Classe 1989, milanese, blogger, sociologo, scrittore. Nel 2009 ho creato enricoberlinguer.it, nel 2010 il blog Qualcosa di Sinistra. Sono il padre di WikiMafia - Libera Enciclopedia sulle Mafie, co-fondata nel 2012 insieme a Francesco Moiraghi. Nel 2013 ho scritto il libro "Casa per Casa, Strada per Strada". Nel 2014 mi sono laureato in Scienze Sociali con una tesi su Mafia e Capitalismo con Nando dalla Chiesa. Nel 2015 ho dato vita a MafiaMaps, prima app antimafia. Scrivo per riviste scientifiche, mi occupo di comunicazione politica e social media. Last but not least, fotografo con Sophie, la mia Canon 6D.

326 commenti

  1. ecco un’altro grillino per il quale doveva lasciare le ferie per un funerale. Mi sarebbe piaciuto vedere lui in vacanza in america e Sindaco diRoma

  2. NON MI PIACE. La sinistra,alla quale ho sempre appartenuto,non avrebbe mai detto “ERA ORA”;non avrebbe demolito una persona come avete fatto voi.Avrebbe, cercato di dire l’accaduto nel bene e nel male.E’vero ha commesso degli errori,ma tutto ciò che di positivo ha realizzato è di molto superiore agli errori stessi . Perciò sono d’accordo con quanto affermato da Paolo Orrù.

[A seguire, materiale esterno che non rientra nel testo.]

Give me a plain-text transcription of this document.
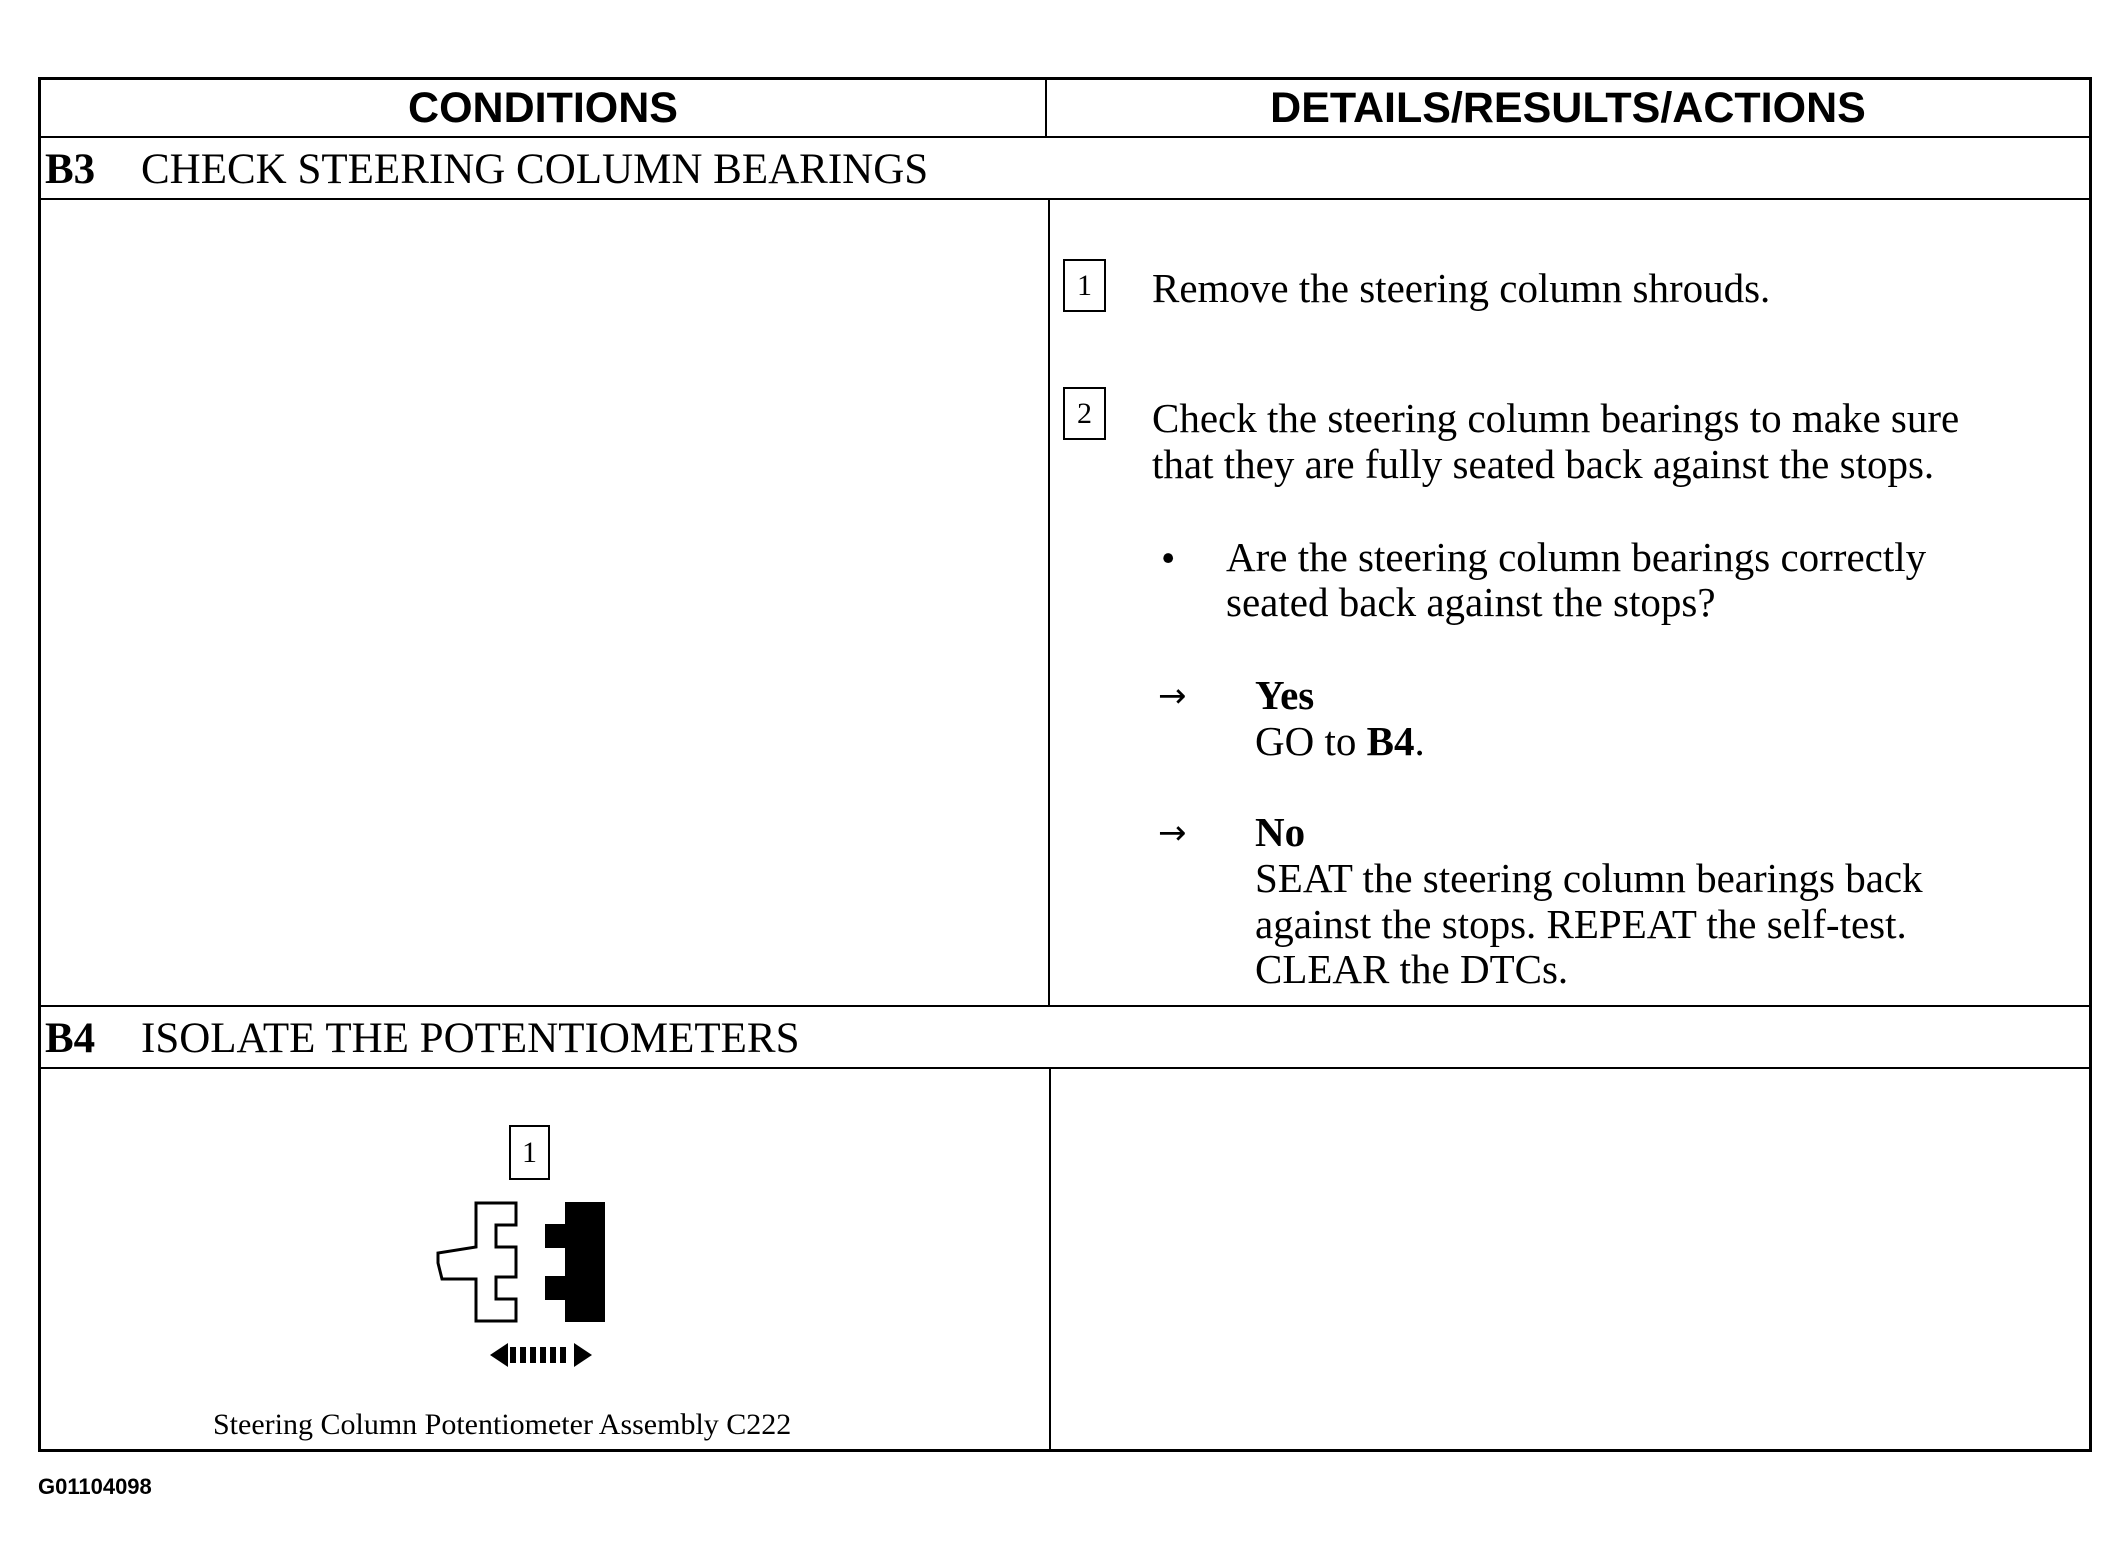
CONDITIONS	DETAILS/RESULTS/ACTIONS
B3	CHECK STEERING COLUMN BEARINGS
1	Remove the steering column shrouds.
2	Check the steering column bearings to make sure
that they are fully seated back against the stops.
• Are the steering column bearings correctly
seated back against the stops?
→ Yes
GO to B4.
→ No
SEAT the steering column bearings back
against the stops. REPEAT the self-test.
CLEAR the DTCs.
B4	ISOLATE THE POTENTIOMETERS
1
Steering Column Potentiometer Assembly C222
G01104098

  3. Avrà avuto anche le sue responsabilità ma è stato lasciato solo a combattere la corruzione della politica romana, la peggiore d’Italia ragione per cui Roma non è una capitale Europea, ma ormai una città allo sfascio totale. Torneranno quelli che banchettavano con i mafiosi, gli evasori, gli spacciatori e gli assassini.

  4. Essere onesti non basta? Invece abbracciare Verdini è encomiabile? Ce ne fossero di politici onesti in Italia! Articolo francamente penoso.

  5. Spiacente signori ma siete solo “qualcosa”, un caro saluto

  6. Penso sia meglio cambiate il nome in “qualcosa di destra ” .Pur di farlo saltare gli avrebbero messo la cocaina in tasca .. Come non vedete una campagna coordinata, finanziata ,ossessiva volta alla demolizione morale di un personaggio scomodo che stava sparigliando i giochi?La vostra malafede e’evidente ,lo sa anche un bambino che per una iniziativa pubblica si chiede alla questura l’autorizzazione,la chiesa non gli ha perdonato il registro delle unioni civili e il fatto che ha sfilato con la fascia tricolore dando il patrocinio alla manifestazione gay…(anche Veltroni l’aveva fatto ma poi l’ha ritirata) tra l’altro ha differenza di qualcun’altro governava perche’eletto. Spero solo che si ripresenti così vediamo cosa ne pensano i romani…!

  7. Perche.uno..deve.pagare.sempre i..sbagli..d!altri

  8. Fatela finita Co sto Marino,il peggio che ci poteva capitare ha beffato a tutti e tutti, con gli scheletri anche lui nell,armadio basta morto e seppellito,..spero che questa città, riprende la sua bellezza e dignità, ……………..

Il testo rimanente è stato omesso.